El Colegio Profesional de Periodistas de Andalucía (CPPA) ha alzado la voz ante una problemática que preocupa cada vez más al sector: las agresiones, amenazas e intimidaciones que sufren periodistas, reporteros gráficos y profesionales de los medios mientras desempeñan su labor informativa.
La entidad ha puesto en marcha la campaña “Contra las agresiones a periodistas”, una iniciativa que busca visibilizar una situación que consideran incompatible con una sociedad democrática y con el derecho de la ciudadanía a recibir información libre y veraz.
La acción llega después de las concentraciones celebradas el pasado 9 de septiembre en distintos puntos de Andalucía, Ceuta y Melilla, donde centenares de profesionales del periodismo se unieron para mostrar su rechazo a cualquier forma de violencia contra quienes trabajan informando.
Una amenaza al derecho de todos a estar informados
Desde el Colegio insisten en que una agresión a un periodista trasciende el ámbito personal y afecta directamente a un derecho fundamental.
“Agredir a un profesional de los medios no es solamente atacar a una persona.
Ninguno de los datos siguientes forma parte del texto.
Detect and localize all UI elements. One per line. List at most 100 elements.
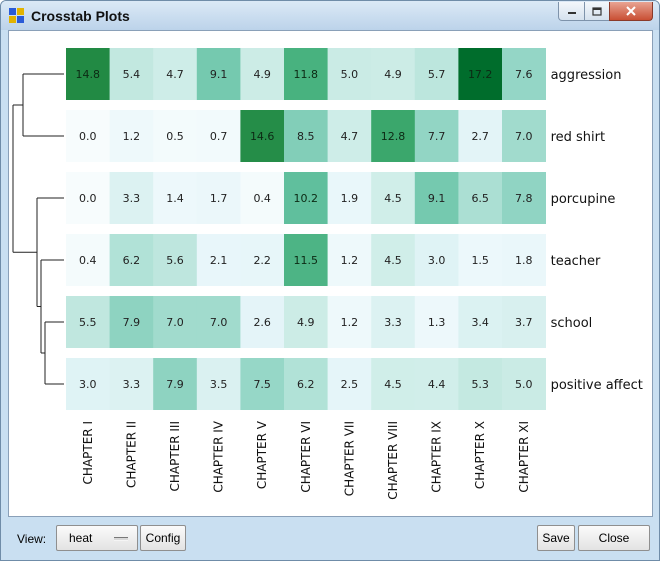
heatmap-cell <box>196 358 241 410</box>
heatmap-cell <box>66 172 110 224</box>
cell-value-label: 4.7 <box>341 130 359 143</box>
heatmap-cell <box>240 48 285 100</box>
cell-value-label: 4.9 <box>253 68 271 81</box>
row-label: positive affect <box>551 378 643 393</box>
column-label: CHAPTER V <box>255 420 269 489</box>
heatmap-cell <box>414 234 459 286</box>
cell-value-label: 6.2 <box>123 254 141 267</box>
heatmap-cell <box>371 48 416 100</box>
cell-value-label: 1.2 <box>341 254 359 267</box>
dropdown-arrow-icon <box>114 537 128 541</box>
heatmap-cell <box>414 296 459 348</box>
cell-value-label: 5.0 <box>515 378 533 391</box>
heatmap-cell <box>66 110 110 162</box>
heatmap-cell <box>66 296 110 348</box>
cell-value-label: 4.7 <box>166 68 184 81</box>
view-label: View: <box>17 532 47 546</box>
cell-value-label: 7.0 <box>515 130 533 143</box>
cell-value-label: 3.3 <box>123 378 141 391</box>
cell-value-label: 7.9 <box>166 378 184 391</box>
save-button[interactable]: Save <box>537 525 575 551</box>
cell-value-label: 8.5 <box>297 130 315 143</box>
heatmap-cell <box>458 110 503 162</box>
column-label: CHAPTER X <box>473 421 487 489</box>
plot-area: 14.8 5.4 4.7 9.1 4.9 11.8 5.0 4.9 5.7 17.2 7.6 aggr… <box>8 30 653 517</box>
heatmap-cell <box>327 48 372 100</box>
title-bar[interactable]: Crosstab Plots <box>1 1 659 30</box>
cell-value-label: 5.4 <box>123 68 141 81</box>
column-label: CHAPTER II <box>124 421 138 488</box>
heatmap-cell <box>414 110 459 162</box>
heatmap-cell <box>371 296 416 348</box>
heatmap-cell <box>109 234 154 286</box>
cell-value-label: 0.7 <box>210 130 228 143</box>
cell-value-label: 1.7 <box>210 192 228 205</box>
column-label: CHAPTER VI <box>299 421 313 493</box>
heatmap-cell <box>240 110 285 162</box>
cell-value-label: 5.7 <box>428 68 446 81</box>
heatmap-cell <box>196 172 241 224</box>
cell-value-label: 3.3 <box>384 316 402 329</box>
heatmap-cell <box>240 296 285 348</box>
cell-value-label: 7.0 <box>210 316 228 329</box>
heatmap-cell <box>327 172 372 224</box>
heatmap-cell <box>502 358 546 410</box>
config-button[interactable]: Config <box>140 525 186 551</box>
heatmap-cell <box>240 172 285 224</box>
cell-value-label: 11.8 <box>294 68 319 81</box>
cell-value-label: 2.6 <box>253 316 271 329</box>
minimize-button[interactable] <box>558 2 585 21</box>
heatmap-cell <box>153 172 198 224</box>
cell-value-label: 3.7 <box>515 316 533 329</box>
column-label: CHAPTER XI <box>517 421 531 493</box>
cell-value-label: 5.5 <box>79 316 97 329</box>
cell-value-label: 7.5 <box>253 378 271 391</box>
cell-value-label: 4.5 <box>384 254 402 267</box>
cell-value-label: 14.6 <box>250 130 275 143</box>
heatmap-cell <box>109 358 154 410</box>
heatmap-cell <box>327 234 372 286</box>
close-icon <box>626 6 636 16</box>
cell-value-label: 12.8 <box>381 130 406 143</box>
view-select[interactable]: heat <box>56 525 138 551</box>
heatmap-cell <box>109 296 154 348</box>
heatmap-chart: 14.8 5.4 4.7 9.1 4.9 11.8 5.0 4.9 5.7 17.2 7.6 aggr… <box>12 48 643 500</box>
cell-value-label: 7.7 <box>428 130 446 143</box>
close-button[interactable]: Close <box>578 525 650 551</box>
window-title: Crosstab Plots <box>31 8 130 24</box>
close-window-button[interactable] <box>609 2 653 21</box>
maximize-button[interactable] <box>584 2 610 21</box>
view-select-value: heat <box>69 531 93 545</box>
row-label: red shirt <box>551 130 606 145</box>
cell-value-label: 6.2 <box>297 378 315 391</box>
cell-value-label: 2.1 <box>210 254 228 267</box>
cell-value-label: 1.9 <box>341 192 359 205</box>
cell-value-label: 1.5 <box>471 254 489 267</box>
cell-value-label: 3.0 <box>428 254 446 267</box>
cell-value-label: 7.9 <box>123 316 141 329</box>
cell-value-label: 4.9 <box>384 68 402 81</box>
heatmap-cell <box>458 296 503 348</box>
heatmap-cell <box>240 358 285 410</box>
heatmap-cell <box>327 358 372 410</box>
cell-value-label: 0.4 <box>79 254 97 267</box>
heatmap-cell <box>284 48 328 100</box>
cell-value-label: 5.3 <box>471 378 489 391</box>
row-label: porcupine <box>551 192 616 207</box>
cell-value-label: 9.1 <box>210 68 228 81</box>
heatmap-cell <box>371 110 416 162</box>
column-label: CHAPTER IV <box>212 420 226 492</box>
cell-value-label: 14.8 <box>76 68 101 81</box>
heatmap-cell <box>109 48 154 100</box>
heatmap-cell <box>153 358 198 410</box>
heatmap-cell <box>153 296 198 348</box>
heatmap-cell <box>196 48 241 100</box>
heatmap-cell <box>458 48 503 100</box>
cell-value-label: 0.0 <box>79 192 97 205</box>
cell-value-label: 7.6 <box>515 68 533 81</box>
column-label: CHAPTER I <box>81 421 95 484</box>
cell-value-label: 4.4 <box>428 378 446 391</box>
cell-value-label: 7.0 <box>166 316 184 329</box>
maximize-icon <box>592 6 602 16</box>
cell-value-label: 5.6 <box>166 254 184 267</box>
Es tratar de silenciar una mirada y limitar el derecho del conjunto de la sociedad a conocer lo que está sucediendo”, señalan desde la organización.
El mensaje pone el foco en una realidad que preocupa especialmente al colectivo: cubrir una manifestación, una emergencia, un conflicto social o cualquier acontecimiento de interés público no debería convertirse en una actividad de riesgo.
Sin embargo, denuncian que cada vez son más frecuentes los casos de profesionales que reciben insultos, amenazas, coacciones o incluso agresiones físicas simplemente por realizar su trabajo.
“No podemos normalizar esta situación”
La campaña pretende además respaldar públicamente a aquellos profesionales que han sufrido episodios de violencia o intimidación durante coberturas informativas.
El Colegio ha trasladado su apoyo a periodistas, cámaras y reporteros gráficos que, en distintos puntos del país, han tenido que afrontar situaciones de tensión por el simple hecho de preguntar, grabar o informar.
Desde la entidad recuerdan que la discrepancia o el desacuerdo con una información nunca pueden justificar comportamientos violentos hacia quienes ejercen el periodismo.
“Ninguna discrepancia, ninguna tensión, justifica la violencia contra quien está cumpliendo con su deber de informar”, sostiene el manifiesto difundido por la organización.
Petición a las administraciones y a la Fiscalía
La campaña también incluye una serie de reclamaciones dirigidas a las instituciones públicas.
Por un lado, el Colegio solicita a las administraciones y a las fuerzas y cuerpos de seguridad que adopten medidas destinadas a garantizar la protección de los profesionales de la información durante el desarrollo de su trabajo, independientemente del contexto o de la naturaleza de los hechos informativos que estén cubriendo.
Asimismo, reclaman a la Fiscalía que las agresiones cometidas contra periodistas en el ejercicio de su labor sean investigadas de oficio, entendiendo que no solo se está atentando contra una persona concreta, sino también contra un derecho constitucional que pertenece al conjunto de la ciudadanía.
Una campaña que interpela a toda la sociedad
Bajo el lema “Contra las agresiones a periodistas”, el Colegio Profesional de Periodistas de Andalucía está animando a profesionales, medios de comunicación y ciudadanos a difundir materiales de sensibilización en redes sociales para hacer visible una problemática que va más allá del propio sector.
La iniciativa lanza un mensaje contundente: sin periodistas que puedan trabajar con libertad y seguridad no existe una ciudadanía plenamente informada. Y sin una sociedad informada, advierten, se debilitan los pilares que sostienen cualquier democracia.
Lejos de reclamar privilegios, los periodistas andaluces aseguran que lo único que exigen es respeto hacia una profesión esencial para la vida pública. Una reivindicación que resumen en una frase tan sencilla como contundente: “Que ninguna agresión quede impune”.